The war in Ukraine risks accentuating the impact of the environmental crisis and the Covid-19 pandemic on the Ibrahim Index of African Governance (IIAG), which has stalled in 2021, according to the semi-annual report published on Tuesday.
Despite having registered a slight advance of 1.1 points in the last decade, between 2012 and 2021, the period covered by this study, the growth curve that the IIAG had been registering since 2014 stagnated as of 2019.

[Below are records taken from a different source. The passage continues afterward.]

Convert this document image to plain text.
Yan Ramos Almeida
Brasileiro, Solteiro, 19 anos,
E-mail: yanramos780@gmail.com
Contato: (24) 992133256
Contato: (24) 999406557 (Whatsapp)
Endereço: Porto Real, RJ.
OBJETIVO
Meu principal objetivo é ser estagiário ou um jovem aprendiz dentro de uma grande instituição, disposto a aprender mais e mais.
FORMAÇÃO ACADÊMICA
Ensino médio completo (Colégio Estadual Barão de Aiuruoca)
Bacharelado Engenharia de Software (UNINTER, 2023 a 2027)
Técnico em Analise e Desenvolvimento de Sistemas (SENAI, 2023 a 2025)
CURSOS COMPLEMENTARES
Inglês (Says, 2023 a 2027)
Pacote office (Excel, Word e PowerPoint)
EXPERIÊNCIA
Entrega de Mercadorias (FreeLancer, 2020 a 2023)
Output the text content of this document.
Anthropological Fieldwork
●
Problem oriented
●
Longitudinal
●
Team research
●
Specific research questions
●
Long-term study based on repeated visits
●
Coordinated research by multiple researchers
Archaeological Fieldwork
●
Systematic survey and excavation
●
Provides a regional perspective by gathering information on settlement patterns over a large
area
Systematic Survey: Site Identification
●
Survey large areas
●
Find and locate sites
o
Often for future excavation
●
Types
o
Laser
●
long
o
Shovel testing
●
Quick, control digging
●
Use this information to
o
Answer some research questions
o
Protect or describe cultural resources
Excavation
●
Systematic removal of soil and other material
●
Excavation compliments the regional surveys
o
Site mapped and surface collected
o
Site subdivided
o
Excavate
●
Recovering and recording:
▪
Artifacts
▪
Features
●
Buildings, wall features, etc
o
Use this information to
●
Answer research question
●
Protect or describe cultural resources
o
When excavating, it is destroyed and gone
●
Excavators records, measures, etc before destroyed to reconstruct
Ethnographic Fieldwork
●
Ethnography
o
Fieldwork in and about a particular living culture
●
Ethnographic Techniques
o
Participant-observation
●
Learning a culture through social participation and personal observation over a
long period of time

The slowdown is mainly due to the increase in armed conflicts, repression against the civilian population and democratic setbacks in general, which caused deterioration in terms of security, respect for the rule of law, participation and civil rights.
These setbacks offset the gains made in Africa with more economic opportunities and human developmentparticularly access to health care.
The stagnation, says the Mo Ibrahim Foundation, responsible for the work, threatens the Sustainable Development Goals of the United Nations (UN) and the Agenda 2063 of the African Union, which seek to put the continent on the path of economic development inclusive and sustainable.
Our continent is exceptionally exposed to the converging impacts of climate change, most recently Covid-19, and now the indirect impact of the war between Russia and Ukraine,” lamented Sudanese businessman and philanthropist Mo Ibrahim, president of the foundation.
Mo Ibrahim fears that the decline will continue and urges African leaders to act to address food insecurity, lack of access to energy, youth unemployment and social and political instability.
“These are hard times. More than ever, the commitment to strengthen governance must be renewed, or we will lose all the progress made”, he warned.
The Ibrahim African Governance Index annually measures the quality of governance in 54 African countries by compiling statistical data from the previous year.
The IIAG 2022 finds that 35 countries have seen improvements, while 19 have seen a decline in the decade between 2012 and 2021. However, progress has slowed in the last five years, part of which coincides with the Covid pandemic. -19.
The impact of the war in Ukraine, which began in 2022not yet covered by this study.